The other day, I was speaking to a girl who I had just met for the first time at my friend’s wedding. She was telling me about her long highway drive with her boyfriend to get to the wedding. “My boyfriend was speeding,” she said. “We probably got a ticket.”
“How do you probably get a ticket?” I asked her. “Did you not stop at E-Z Pass or something?”
“No. We were going so fast that the cop pulled us over.”
I was even more confused. “So how did you probably get a ticket? Don’t you know if you received a ticket or not? Or do cops in Ohio write the ticket and then mail it to you?”
“Umm. No,” she said and rolled her eyes, snorting out air like a young bull. “I’m saying, it’s like we PROBABLY got a ticket?”
Did the cop get hit by a speeding car or did aliens come down and abduct him?
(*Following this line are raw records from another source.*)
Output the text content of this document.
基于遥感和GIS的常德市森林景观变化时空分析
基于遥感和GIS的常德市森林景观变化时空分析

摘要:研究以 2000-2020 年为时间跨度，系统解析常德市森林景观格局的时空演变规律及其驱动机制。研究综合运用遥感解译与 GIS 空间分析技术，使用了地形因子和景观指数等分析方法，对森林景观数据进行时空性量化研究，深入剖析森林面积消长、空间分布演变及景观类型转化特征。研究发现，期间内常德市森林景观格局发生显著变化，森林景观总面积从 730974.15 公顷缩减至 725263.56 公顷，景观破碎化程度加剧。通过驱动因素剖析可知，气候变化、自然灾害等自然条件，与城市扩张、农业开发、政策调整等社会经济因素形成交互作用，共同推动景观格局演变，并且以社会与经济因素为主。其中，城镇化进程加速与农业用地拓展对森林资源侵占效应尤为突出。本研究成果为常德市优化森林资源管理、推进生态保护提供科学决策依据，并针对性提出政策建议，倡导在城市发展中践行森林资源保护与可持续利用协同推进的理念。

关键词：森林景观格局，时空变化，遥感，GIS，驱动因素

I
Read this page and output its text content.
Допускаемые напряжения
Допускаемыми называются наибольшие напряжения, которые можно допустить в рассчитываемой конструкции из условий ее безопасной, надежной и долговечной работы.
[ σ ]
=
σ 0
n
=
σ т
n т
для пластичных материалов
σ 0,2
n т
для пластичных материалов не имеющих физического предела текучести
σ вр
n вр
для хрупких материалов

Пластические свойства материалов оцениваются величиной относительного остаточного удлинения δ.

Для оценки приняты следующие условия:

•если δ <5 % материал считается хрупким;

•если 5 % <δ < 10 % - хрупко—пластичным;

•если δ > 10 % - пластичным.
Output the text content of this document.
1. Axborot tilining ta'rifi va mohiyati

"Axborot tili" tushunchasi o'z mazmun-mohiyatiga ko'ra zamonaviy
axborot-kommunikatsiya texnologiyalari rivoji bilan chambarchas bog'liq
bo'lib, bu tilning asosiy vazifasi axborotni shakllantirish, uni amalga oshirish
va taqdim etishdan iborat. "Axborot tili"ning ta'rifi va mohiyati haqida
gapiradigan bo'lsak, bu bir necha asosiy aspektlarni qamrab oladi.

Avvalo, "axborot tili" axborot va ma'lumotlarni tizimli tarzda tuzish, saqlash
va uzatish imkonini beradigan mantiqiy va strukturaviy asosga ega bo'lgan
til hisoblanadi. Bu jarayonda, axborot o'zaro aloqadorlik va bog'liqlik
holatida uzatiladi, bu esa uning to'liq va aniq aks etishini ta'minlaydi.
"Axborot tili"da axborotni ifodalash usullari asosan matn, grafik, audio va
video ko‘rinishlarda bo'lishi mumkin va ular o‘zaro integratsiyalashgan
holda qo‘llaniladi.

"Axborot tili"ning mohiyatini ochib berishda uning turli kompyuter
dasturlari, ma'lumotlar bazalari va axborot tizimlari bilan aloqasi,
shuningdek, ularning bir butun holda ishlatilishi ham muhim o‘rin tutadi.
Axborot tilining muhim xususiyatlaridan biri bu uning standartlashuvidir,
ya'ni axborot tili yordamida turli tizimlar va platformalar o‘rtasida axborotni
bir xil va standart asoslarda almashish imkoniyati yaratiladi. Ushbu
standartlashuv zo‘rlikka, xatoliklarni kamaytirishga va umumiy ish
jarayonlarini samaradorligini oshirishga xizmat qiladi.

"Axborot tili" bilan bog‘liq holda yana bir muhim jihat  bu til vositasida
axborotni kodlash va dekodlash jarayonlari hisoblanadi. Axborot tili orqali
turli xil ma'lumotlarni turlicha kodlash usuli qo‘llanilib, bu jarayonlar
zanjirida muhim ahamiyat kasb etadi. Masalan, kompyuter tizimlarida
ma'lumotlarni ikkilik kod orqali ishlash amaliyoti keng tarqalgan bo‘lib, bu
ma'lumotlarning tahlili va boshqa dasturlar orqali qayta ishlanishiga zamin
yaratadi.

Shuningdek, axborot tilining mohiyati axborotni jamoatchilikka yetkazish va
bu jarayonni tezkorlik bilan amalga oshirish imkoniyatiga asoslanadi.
What the hell is she talking about? I thought. So I asked some more clarifying questions.
“No. The cop wrote us the ticket.”
“Then why do you keep saying that you probably got a ticket?” I wondered sincerely.
“Fine. WE GOT A TICKET,” she said, enunciating every word. She turned to her friend, exhaled bovinely, and said, “Some people just don’t have a sense of humor.”
“Probably,” I told her, respecting the word.